Howton appeared, a smile and a handshake and a quick word of commendation as he passed and began to set the field to rights.
By dusk they had tidied up, had the dead underground and the wounded together under the care of the surgeon, had turned the cannon around, mounted a strong guard and cooked a meal, were ready to face the morning. Allington, sole possessor of a tent, called Septimus to it.
“Mr Pearce, you did very well today. The men were flagging and might well have been turned back again without your intervention. I am told that you killed the Governor of the island personally? And dealt with another contingent of Frogs as well? Captain Masters fell in the first moments of the charge, I gather, at the head of the men, having outpaced them all in his ardour.”
The cr
iticism was unspoken – officers existed to be bold leaders in battle, there was no other justification for them, but were not expected to expose themselves stupidly, to distance themselves so far from their men that they threw their lives away.
Septimus made his report; Masters’ notebook was on the colonel’s table so he needed say little about the events leading up to that afternoon, was able to be brief and concise – and hence sounded modest and self-effacing, as a junior man should be.
“Very good, Mr Pearce!

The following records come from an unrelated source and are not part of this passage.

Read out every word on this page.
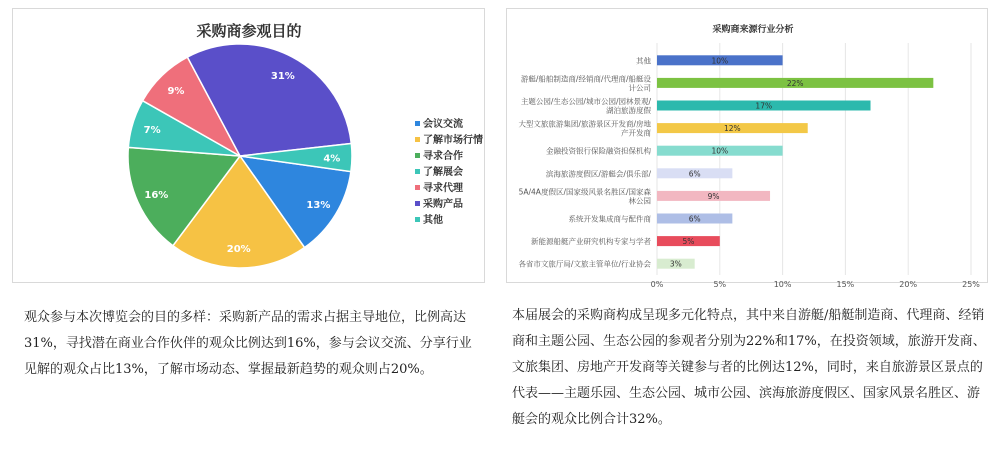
采购商参观目的
13%
20%
16%
7%
9%
31%
4%
会议交流
了解市场行情
寻求合作
了解展会
寻求代理
采购产品
其他
采购商来源行业分析
10%
22%
17%
12%
10%
6%
9%
6%
5%
3%
其他
游艇/船舶制造商/经销商/代理商/船艇设计公司
主题公园/生态公园/城市公园/园林景观/湖泊旅游度假
大型文旅旅游集团/旅游景区开发商/房地产开发商
金融投资银行保险融资担保机构
滨海旅游度假区/游艇会/俱乐部/
5A/4A度假区/国家级风景名胜区/国家森林公园
系统开发集成商与配件商
新能源船艇产业研究机构专家与学者
各省市文旅厅局/文旅主管单位/行业协会
0%	5%	10%	15%	20%	25%
观众参与本次博览会的目的多样：采购新产品的需求占据主导地位，比例高达31%，寻找潜在商业合作伙伴的观众比例达到16%，参与会议交流、分享行业见解的观众占比13%，了解市场动态、掌握最新趋势的观众则占20%。
本届展会的采购商构成呈现多元化特点，其中来自游艇/船艇制造商、代理商、经销商和主题公园、生态公园的参观者分别为22%和17%，在投资领域，旅游开发商、文旅集团、房地产开发商等关键参与者的比例达12%，同时，来自旅游景区景点的代表——主题乐园、生态公园、城市公园、滨海旅游度假区、国家风景名胜区、游艇会的观众比例合计32%。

Excellent, in fact! You will take the company, of course, brevet rank, in place of Masters, and I shall strongly recommend to the Governor, when one is appointed, and to Horse Guards, that you should be made in compliment, with a strong possibility that they would do so, bearing in mind the circumstances, sir! If not, well, purchase is possible, I believe?”
“Yes, sir, it is. Thank you, sir.”
“You are young for the rank, Mr Pearce, but I am pleased indeed that you are to be one of my captains. If I might venture to say so, sir, you have shown that you have considerable ability in the field, but I suspect you will still have an amount to learn of a senior subaltern’s other duties. I am sure Major Howton will be able to assist you.”
“Able and very pleased to, sir,” Howton responded, his smile suggesting the words to be no mere formality of acquiescence.
St Jeanne surrendered next morning. It would have done so on the previous evening except for the death of the governor and a dearth of functionaries willing to take on the acting role. In the end a council of local tradesmen had constituted itself and, acting jointly so that no individual could be identified as a traitor, had brought a white flag out to the dawn camp, moving at first light to forestall any assault on the town. They escorted the New Foresters into the small fort that housed the harbour battery and bullied a pair of very junior officers into offering a formal capitulation, without terms. Allington had no desire to burden himself with a mob of French prisoners who he would have to feed and guard; he collected all of the French soldiers he could find and stuffed them onto an island brig in the harbour, sent them off under parole not to fight the English again until they had been formally exchanged for an equal number of British prisoners. The undertaking would probably be ignored, but there was a good chance that the French in the islands would offer the same opportunity to inconvenient prisoners they took at a later date – in the long run things would more or less come into balance and of immediate importance was that the documents they had signed would cover Allington at Horse Guards.